Closed SimonHeybrock closed 3 years ago

SimonHeybrock commented 3 years ago

Neutron Scattering Unit Conversion

Status

scippneutron.convert (mostly equivalent to mantid.ConvertUnits) does the following:

  1. Compute new coord
  2. Replace/remove old coord
  3. Rename dimension associated with coord
  4. Map coords to attrs

The current syntax is:

scn.convert(da, origin='tof', target='wavelength', scatter=True)
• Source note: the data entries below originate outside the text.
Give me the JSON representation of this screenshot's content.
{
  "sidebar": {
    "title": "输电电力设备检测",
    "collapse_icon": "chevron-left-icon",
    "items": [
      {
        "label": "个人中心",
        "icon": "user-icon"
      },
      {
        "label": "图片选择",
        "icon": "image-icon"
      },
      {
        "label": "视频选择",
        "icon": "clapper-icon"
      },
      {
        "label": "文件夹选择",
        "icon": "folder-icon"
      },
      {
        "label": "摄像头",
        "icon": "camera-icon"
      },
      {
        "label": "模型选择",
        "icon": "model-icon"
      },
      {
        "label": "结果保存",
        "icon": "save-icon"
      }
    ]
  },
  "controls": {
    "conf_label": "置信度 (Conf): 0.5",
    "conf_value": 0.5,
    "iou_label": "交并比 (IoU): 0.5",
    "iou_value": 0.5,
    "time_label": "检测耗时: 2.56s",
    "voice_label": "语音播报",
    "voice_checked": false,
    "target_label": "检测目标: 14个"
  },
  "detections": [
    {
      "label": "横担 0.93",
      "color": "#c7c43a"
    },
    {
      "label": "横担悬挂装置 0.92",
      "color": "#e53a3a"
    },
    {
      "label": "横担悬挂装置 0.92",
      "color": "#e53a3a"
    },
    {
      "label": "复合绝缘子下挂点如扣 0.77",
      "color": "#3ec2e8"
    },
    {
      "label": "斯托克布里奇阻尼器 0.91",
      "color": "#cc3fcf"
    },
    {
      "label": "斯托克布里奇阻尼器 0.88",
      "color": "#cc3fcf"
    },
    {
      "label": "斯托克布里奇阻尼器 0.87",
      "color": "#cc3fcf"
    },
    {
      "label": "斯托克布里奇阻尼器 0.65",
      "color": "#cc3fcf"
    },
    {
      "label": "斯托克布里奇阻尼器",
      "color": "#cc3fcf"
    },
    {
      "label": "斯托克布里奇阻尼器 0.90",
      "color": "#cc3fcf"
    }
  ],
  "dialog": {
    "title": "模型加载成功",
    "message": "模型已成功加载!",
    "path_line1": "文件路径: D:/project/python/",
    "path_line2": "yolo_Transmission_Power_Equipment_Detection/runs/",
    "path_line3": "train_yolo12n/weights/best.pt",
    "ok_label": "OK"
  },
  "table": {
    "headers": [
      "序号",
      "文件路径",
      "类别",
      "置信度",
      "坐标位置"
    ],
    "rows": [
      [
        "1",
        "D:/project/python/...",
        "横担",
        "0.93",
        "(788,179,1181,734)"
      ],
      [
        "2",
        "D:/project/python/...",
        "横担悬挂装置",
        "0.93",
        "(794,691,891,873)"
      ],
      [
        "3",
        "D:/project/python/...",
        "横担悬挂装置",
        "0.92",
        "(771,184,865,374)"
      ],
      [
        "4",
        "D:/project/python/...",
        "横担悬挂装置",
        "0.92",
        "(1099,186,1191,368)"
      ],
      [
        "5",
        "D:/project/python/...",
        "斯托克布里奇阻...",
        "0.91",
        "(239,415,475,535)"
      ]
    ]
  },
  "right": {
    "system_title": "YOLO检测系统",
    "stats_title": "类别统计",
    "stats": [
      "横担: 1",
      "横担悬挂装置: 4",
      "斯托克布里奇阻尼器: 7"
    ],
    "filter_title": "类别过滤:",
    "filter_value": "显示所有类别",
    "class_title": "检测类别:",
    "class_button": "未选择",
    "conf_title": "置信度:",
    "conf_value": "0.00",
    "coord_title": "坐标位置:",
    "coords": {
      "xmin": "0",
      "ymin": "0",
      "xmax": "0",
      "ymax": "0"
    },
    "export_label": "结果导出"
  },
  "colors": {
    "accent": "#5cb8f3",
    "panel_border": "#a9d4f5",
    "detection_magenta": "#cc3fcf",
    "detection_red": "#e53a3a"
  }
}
One thing to note here is that in addition to the coord specified using the origin arg, scn.convert finds additional coords containing position information.

Bigger picture

We also need to consider:

Related Mantid algorithms:

Hypothesis

My current hunch is that there may be a better way to think of unit conversion mechanisms in a more modular manner. While the concrete decomposition of the problem is far from clear it might be that a 2-stage or multi-stage approach similar to groupby may be a good pattern:

da.groupby('two_theta').sum('pixel')

Questions

Brainstorming

# Should new coord be computed as separate step?
# scatter in 2 places?
da.coords['wavelength'] = scn.wavelength(da, gravity=True, scatter=True)
# Problem: would need to deal with events manually
da.bins.coords['wavelength'] = scn.wavelength(da.bins, gravity=True, scatter=True)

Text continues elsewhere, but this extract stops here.